I’ve no confidence and don’t even know if I’m up for online dating 

A  I am glad that the cosmetic surgeon you consulted was clearly a responsible one and didn’t want to just take your money. He is right: you do need counselling and not surgery, as you may have some traits of body dysmorphia – a mental health condition where you imagine flaws or defects in your appearance that no one else sees. You also sound quite depressed – not surprisingly, given all that you’ve been through. This can be addressed through counselling and possibly antidepressants. You’ll feel more confident. You will find that while most people are able to see flaws in their appearance, others may see a different way. They see us animated: how we laugh; how interesting and funny we can be; how kind, thoughtful and intelligent we are. There must have been plenty about you that attracted your wife, and I’m sure you still have those qualities. The problem is you can’t see them at the moment. I think you are better off out of your last relationship but this doesn’t mean you have to give up on finding someone new. It can be a huge challenge caring for an autistic adult child so I hope that you are in contact with charities such as ambitiousaboutautism.org.uk or the National Autistic Society (autism.org.uk), and it would also help to join support groups. I am sorry to hear about your loss. I hope you have better times ahead.

Should I tell him that he should leave her for me? 

Q  I’ve become close to one of the friends of my late partner. He’s a lot older than me. Unfortunately, he’s in a relationship (albeit a reluctant and celibate one) with an overbearing woman. I don’t want to be with him, as I don’t like them going on holidays together and I rarely get to see him on weekends or bank holidays. Do I need to issue an ultimatum, or should I look elsewhere?

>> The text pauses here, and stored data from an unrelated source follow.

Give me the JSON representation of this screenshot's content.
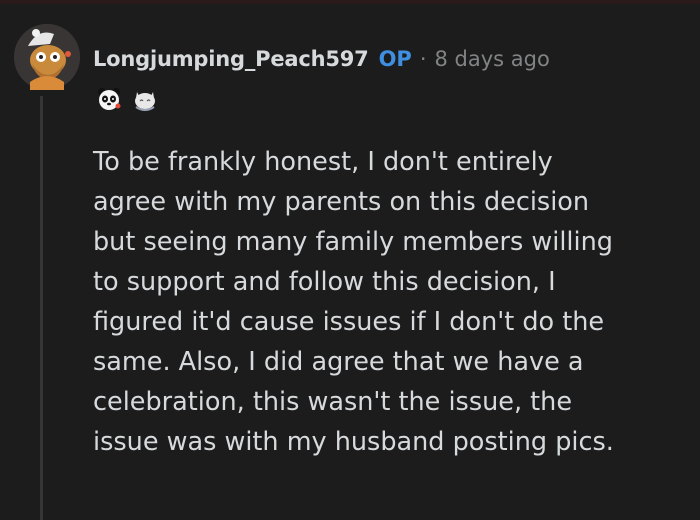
{
  "comment": {
    "username": "Longjumping_Peach597",
    "op_badge": "OP",
    "separator": "·",
    "timestamp": "8 days ago",
    "avatar_icon": "snoo-avatar-icon",
    "awards": [
      {
        "icon": "panda-award-icon"
      },
      {
        "icon": "cat-award-icon"
      }
    ],
    "body_lines": [
      "To be frankly honest, I don't entirely",
      "agree with my parents on this decision",
      "but seeing many family members willing",
      "to support and follow this decision, I",
      "figured it'd cause issues if I don't do the",
      "same. Also, I did agree that we have a",
      "celebration, this wasn't the issue, the",
      "issue was with my husband posting pics."
    ]
  },
  "colors": {
    "background": "#1c1c1c",
    "text": "#d7dadc",
    "op_blue": "#3f8fe0",
    "muted": "#818384",
    "thread_line": "#343536"
  }
}
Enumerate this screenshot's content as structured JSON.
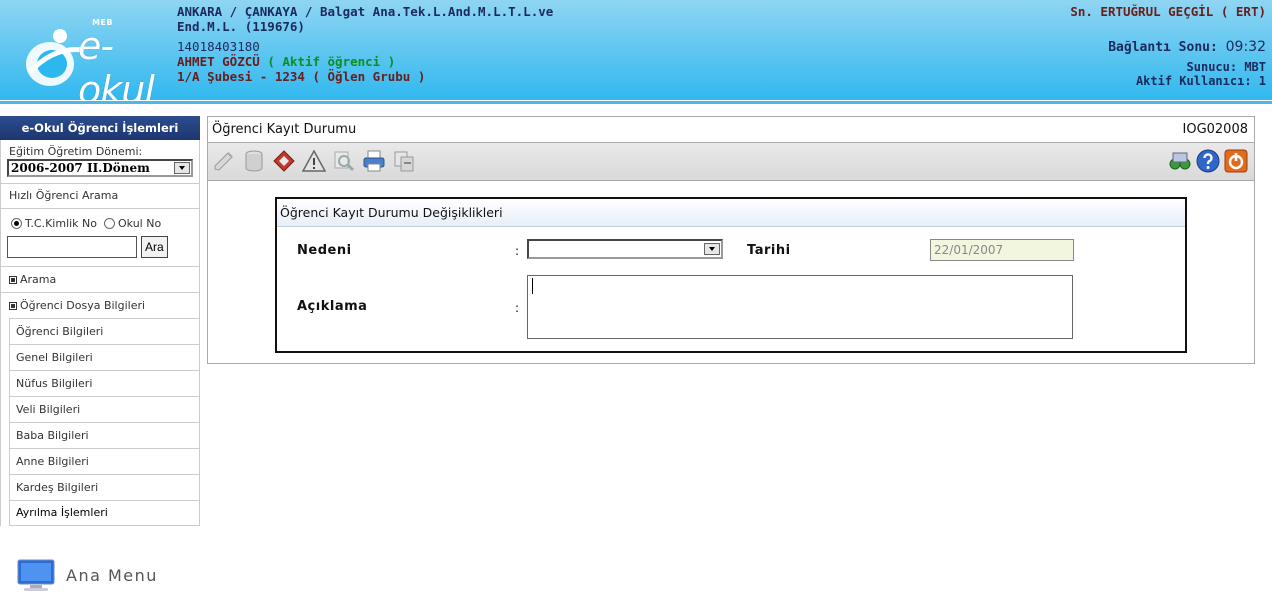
{
  "header": {
    "logo_text": "e-okul",
    "logo_meb": "MEB",
    "school_line1": "ANKARA / ÇANKAYA / Balgat Ana.Tek.L.And.M.L.T.L.ve",
    "school_line2": "End.M.L. (119676)",
    "student_id": "14018403180",
    "student_name": "AHMET GÖZCÜ",
    "student_status": "( Aktif öğrenci )",
    "student_class": "1/A Şubesi - 1234 ( Öğlen Grubu )",
    "user": "Sn. ERTUĞRUL GEÇGİL ( ERT)",
    "connection_label": "Bağlantı Sonu:",
    "connection_time": "09:32",
    "server": "Sunucu: MBT",
    "active_users": "Aktif Kullanıcı: 1"
  },
  "sidebar": {
    "title": "e-Okul Öğrenci İşlemleri",
    "period_label": "Eğitim Öğretim Dönemi:",
    "period_value": "2006-2007 II.Dönem",
    "quick_search_label": "Hızlı Öğrenci Arama",
    "radio_tc": "T.C.Kimlik No",
    "radio_school": "Okul No",
    "search_button": "Ara",
    "search_value": "",
    "items": {
      "search": "Arama",
      "student_files": "Öğrenci Dosya Bilgileri",
      "student_info": "Öğrenci Bilgileri",
      "general_info": "Genel Bilgileri",
      "census_info": "Nüfus Bilgileri",
      "guardian_info": "Veli Bilgileri",
      "father_info": "Baba Bilgileri",
      "mother_info": "Anne Bilgileri",
      "sibling_info": "Kardeş Bilgileri",
      "leaving_ops": "Ayrılma İşlemleri"
    },
    "main_menu": "Ana Menu"
  },
  "main": {
    "title": "Öğrenci Kayıt Durumu",
    "code": "IOG02008",
    "toolbar_icons": [
      "edit-icon",
      "database-icon",
      "erase-icon",
      "warning-icon",
      "search-icon",
      "print-icon",
      "transfer-icon"
    ],
    "toolbar_right_icons": [
      "binoculars-icon",
      "help-icon",
      "exit-icon"
    ]
  },
  "form": {
    "heading": "Öğrenci Kayıt Durumu Değişiklikleri",
    "reason_label": "Nedeni",
    "reason_value": "",
    "date_label": "Tarihi",
    "date_value": "22/01/2007",
    "description_label": "Açıklama",
    "description_value": "",
    "colon": ":"
  }
}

A  I am really sorry to hear about the death of your partner. But it doesn’t sound as if this new relationship is making you happy – and I think you may have fallen into it because of grief and needing a shoulder to cry on. I wonder if this relationship is worth the little attention you get while he spends quality time with someone else. Are you familiar with the Whitney Houston song ‘Saving All My Love For You’? It captures the pain and loneliness of being the ‘other’ woman – ‘a few stolen moments is all that we share’. Although he says he is reluctant to be in a relationship with this woman, there may be a reason he stays. For example, he doesn’t want to cause rifts with his children. I’m also sceptical about his claim that it is a celibate relationship and, I’m sorry to say, it may be something he has told you in order to keep you interested. Unfortunately, married men do sometimes do this. Ultimatums rarely work because people don’t respond well to being pressured. If you believe you have a future together you should ask him if he feels the same way and if so what is holding you back. Tell him to be completely honest as you don’t need to be hurt by him too.